Crisis maybe not averted but definitely alleviated with no more pooling. I’m really looking forward to being on hold with insurance claims for half a day. Always such a treat.
Meanwhile, water streamed down our driveway all day as flooding and evacuations wreaked havoc on the valley below. The river leapt out of its bed and flash-flood warnings rang alarms on cell phones all over the county. My hubby’s grandparents are visiting, and they had to evacuate from the RV park they were staying in. But they fared very well compared to other river-side-dwellers. I shudder to think of the homes along the river and what those home-owners are facing today. It makes my cup-of-water damage claim seem like a first-world flood problem indeed.
Fortunately for us, living a thousand feet higher than town has some small advantages. Other than our leak, the only “flooding” we had was of our own making. The giant square hole we have been digging out for a special project (stay tuned) was a pond by noon. By the way, this is NOT conducive for our plans for this space. Oh well. It will drain . . . hopefully soon.

Regarding our troop of hummingbirds, I’m very sad to say that I’m not sure they all made it through the night. Of the four or five pairs that are daily visitors, today I believe I’ve only seen two pair, one black-chinned and one rufous. I hope that perhaps the others have merely put themselves into extra long comas (called torpor) as I recently learned they will do when temperatures drop. Perhaps tomorrow they will astound me yet again, tiny jeweled miracles that they are.

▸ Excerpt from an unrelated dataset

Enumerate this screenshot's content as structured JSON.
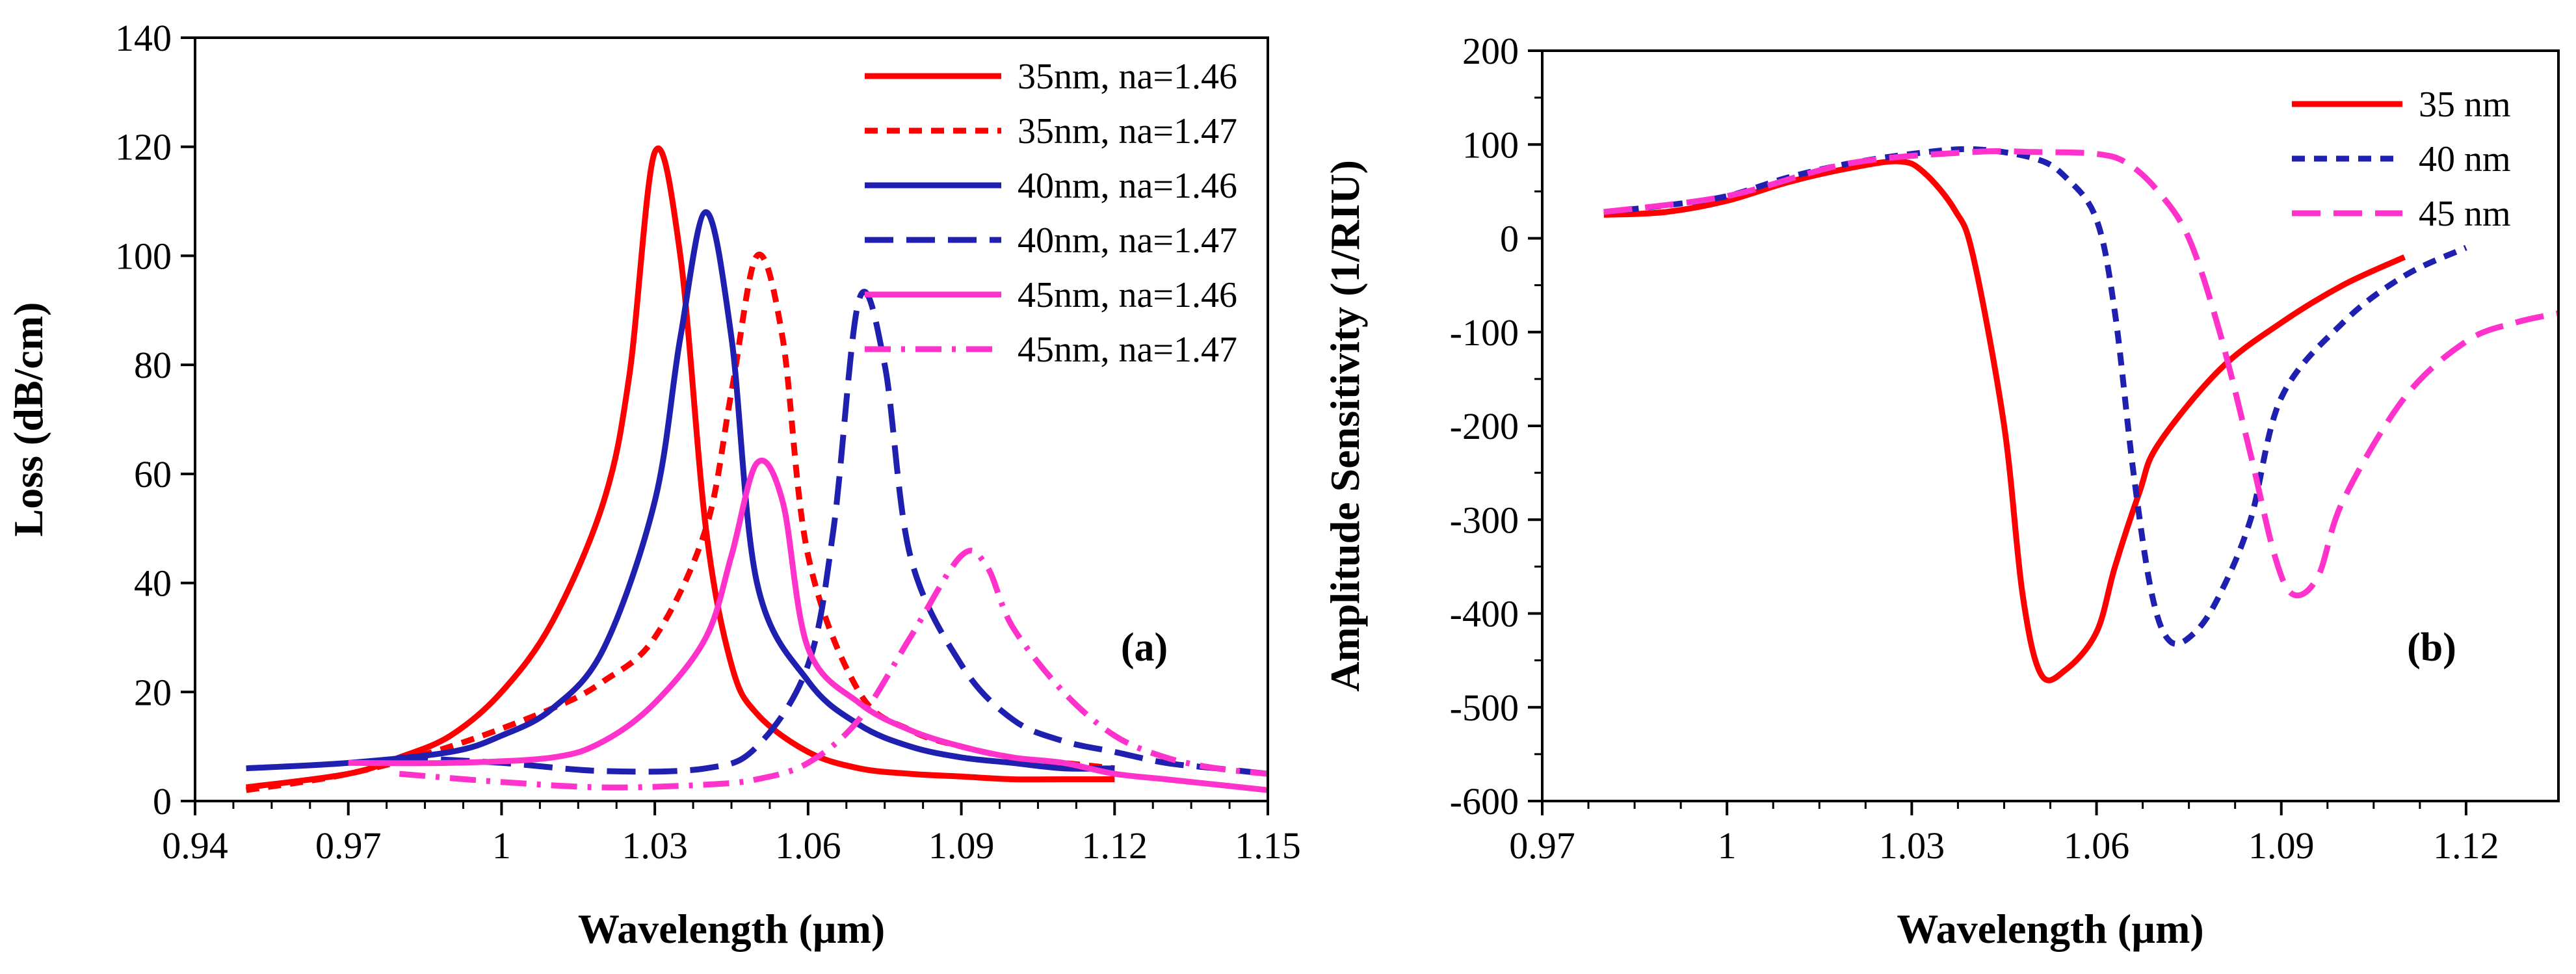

As far as the “garden” is concerned we actually stayed *afloat* quite well, if only because we, ummm, haven’t really put it in yet. We had planned on putting all our veggies in their beds this past weekend. Thankfully for us, we got behind and everything is still safe and sound (albeit growing pretty spindly) in their warm little starter trays. We are really lucky we’ve been so overloaded with work up here, and even luckier that this winter has been such a long one . . . otherwise we may have lost everything or have been too late if summer had come early like it did last year. Sadly, I have some friends and neighbors who were not so lucky garden-wise. Note to self: seedlings don’t swim. Time to build some hoop-houses. If we had been ready, I would have planted all our veggies two weeks ago and would have undoubtedly lost the lot. It was just a case of lucky eights, I guess. Or perhaps providence, I don’t know.

Thank goodness we have three days of warm temps and sunshine ahead to hopefully wring us out a bit. Then, this weekend, we have more rain to contend with, and possibly lots of it. Drain quickly, little valley.
Wild weather is a good reminder for the homesteader that we are not in charge. At the end of the day, we’re all just hummingbirds clinging to our Feeder. We keep hovering over our task with faith that summer will come, that rain will fall, that sun will shine, that wind will cease. We’re just taking each gust as it comes; clinging fast, soaring high, soaking it in, and riding it out . . . together.

Thanks so much for reading, dear friends! Keep on keeping on!
“As long as the earth endures, seedtime and harvest, cold and heat, summer and winter, day and night will never cease.”
Genesis 8:22
Love, ~Our Holistic Homeschool~
Ahh, those dear little hummingbirds, we can learn so much from them. Beautiful, beautiful post!